Indicator 15: Ahr999
This indicator was proposed by a Chinese netizen named Ahr999 in the e-book "HODL Bitcoin." Currently, this HODL expert has retired from the scene, and any existing accounts with the same name online are not the real Ahr999. The calculation formula for this indicator is = (Bitcoin price / 200-day dollar-cost averaging cost) * (Bitcoin price / exponential growth valuation), where the exponential growth valuation is the fitting result of coin price and coin age.
This indicator is also known as the Bitcoin HODL indicator and is relatively simple to use. When the index is below the green line (value of 1.2), it indicates entering the dollar-cost averaging zone. When the index is below the red line (value of 0.45), it indicates entering the bottom-buying zone. Similarly, when the index exceeds the green line, it indicates a consideration for selling. Currently, this indicator seems less suitable for guiding peak escapes and is more suitable for long-term dollar-cost averaging reference. As shown in the figure below.
In addition to the above indicators, if you enjoy studying candlestick charts, you can also combine weekly or monthly MACD, RSI, and other indicators for auxiliary reference. Moreover, all these periodic indicators can not only be used to assist in guiding selling (peak escape) operations during a bull market but are also applicable for seizing accumulation opportunities during a bear market.
In summary, there are still quite a few indicators for Bitcoin at present. Although we have shared 15 indicators, the key here is not to use all the indicators but to select a few that you believe are the most effective for long-term auxiliary reference.
No indicator is perfect, and when an indicator is focused on by everyone, it may no longer be a perfect indicator. What you need is to find new points of integration from different indicators. Additionally, we need to keep ourselves updated, such as considering changes in policies regarding the crypto industry in various countries and global macroeconomic conditions for comprehensive consideration and judgment.

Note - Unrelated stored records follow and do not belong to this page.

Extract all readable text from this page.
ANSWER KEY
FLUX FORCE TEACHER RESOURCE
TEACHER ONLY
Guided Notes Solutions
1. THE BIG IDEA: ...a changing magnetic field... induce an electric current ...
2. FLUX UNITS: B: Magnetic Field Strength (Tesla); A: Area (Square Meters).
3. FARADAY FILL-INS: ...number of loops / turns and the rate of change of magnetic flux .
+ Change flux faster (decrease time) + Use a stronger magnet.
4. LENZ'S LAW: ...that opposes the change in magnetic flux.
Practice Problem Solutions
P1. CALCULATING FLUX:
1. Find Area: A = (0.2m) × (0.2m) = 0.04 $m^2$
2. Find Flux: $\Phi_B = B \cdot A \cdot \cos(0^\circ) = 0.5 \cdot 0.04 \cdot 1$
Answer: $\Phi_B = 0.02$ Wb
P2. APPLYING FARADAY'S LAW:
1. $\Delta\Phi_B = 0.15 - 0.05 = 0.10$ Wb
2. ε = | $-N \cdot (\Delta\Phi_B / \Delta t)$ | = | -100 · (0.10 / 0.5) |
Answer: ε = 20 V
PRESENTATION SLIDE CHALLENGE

At the same time, in this relatively long trading process, we also need to maintain sufficient patience and continuously improve our trading strategies and trading discipline.
Of course, one last point to remind is that all data indicators are based on historical data extrapolation or model calculations and can only be used as auxiliary references. Your trading operations should also be based on your own risk preferences and position management. The indicators listed above are periodic indicators and have little guiding significance for short-term operations.

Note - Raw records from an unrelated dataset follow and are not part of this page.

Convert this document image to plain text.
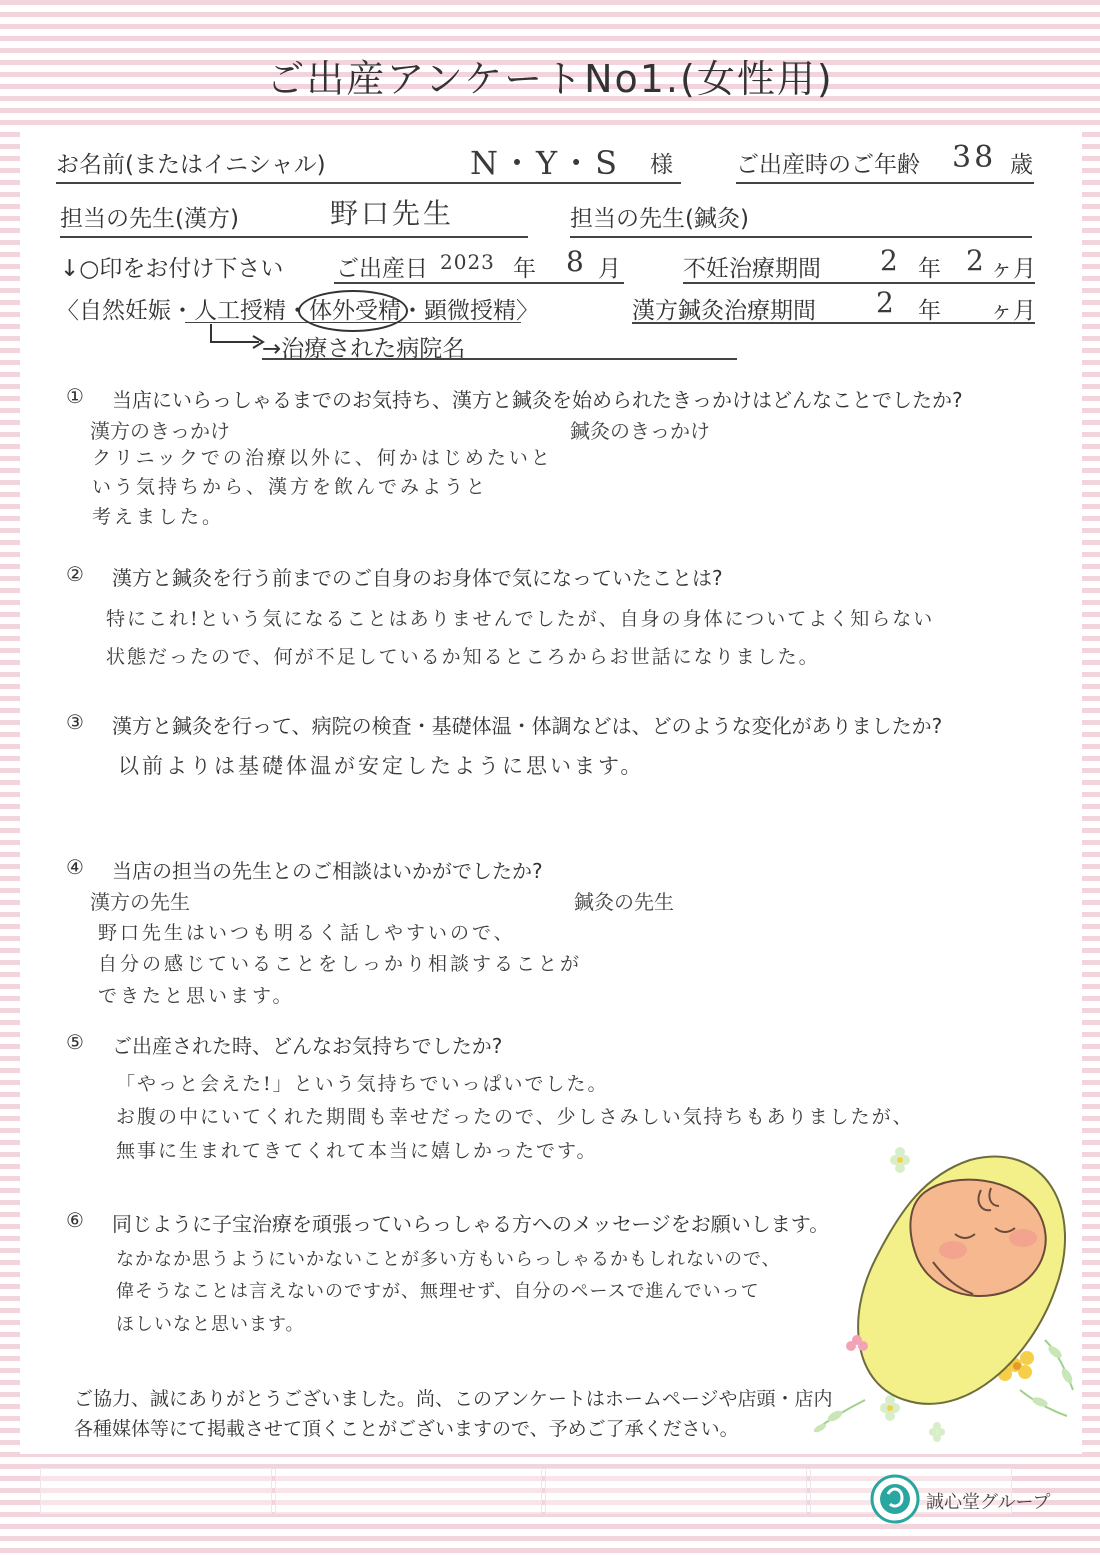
ご出産アンケートNo1.(女性用)
お名前(またはイニシャル)	N・Y・S 様	ご出産時のご年齢 38 歳
担当の先生(漢方)	野口先生	担当の先生(鍼灸)
↓○印をお付け下さい ご出産日 2023 年 8 月	不妊治療期間 2 年 2 ヶ月
〈自然妊娠・人工授精・体外受精・顕微授精〉	漢方鍼灸治療期間 2 年 ヶ月
→治療された病院名
① 当店にいらっしゃるまでのお気持ち、漢方と鍼灸を始められたきっかけはどんなことでしたか?
漢方のきっかけ	鍼灸のきっかけ
クリニックでの治療以外に、何かはじめたいと
いう気持ちから、漢方を飲んでみようと
考えました。
② 漢方と鍼灸を行う前までのご自身のお身体で気になっていたことは?
特にこれ!という気になることはありませんでしたが、自身の身体についてよく知らない
状態だったので、何が不足しているか知るところからお世話になりました。
③ 漢方と鍼灸を行って、病院の検査・基礎体温・体調などは、どのような変化がありましたか?
以前よりは基礎体温が安定したように思います。
④ 当店の担当の先生とのご相談はいかがでしたか?
漢方の先生	鍼灸の先生
野口先生はいつも明るく話しやすいので、
自分の感じていることをしっかり相談することが
できたと思います。
⑤ ご出産された時、どんなお気持ちでしたか?
「やっと会えた!」という気持ちでいっぱいでした。
お腹の中にいてくれた期間も幸せだったので、少しさみしい気持ちもありましたが、
無事に生まれてきてくれて本当に嬉しかったです。
⑥ 同じように子宝治療を頑張っていらっしゃる方へのメッセージをお願いします。
なかなか思うようにいかないことが多い方もいらっしゃるかもしれないので、
偉そうなことは言えないのですが、無理せず、自分のペースで進んでいって
ほしいなと思います。
ご協力、誠にありがとうございました。尚、このアンケートはホームページや店頭・店内
各種媒体等にて掲載させて頂くことがございますので、予めご了承ください。
誠心堂グループ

Note: The above content is just personal viewpoints and analysis, only for learning records and communication purposes, and does not constitute any investment advice. Any projects or websites mentioned in the article have no direct interest relationship with Talking about Li and Talking about Outside (Talking about Li and Talking about Outside does not accept any advertising from project parties). Please evaluate the safety of corresponding projects or websites on your own. Investment always carries risks; do not enter situations you do not understand, and do not play in situations you cannot afford to lose.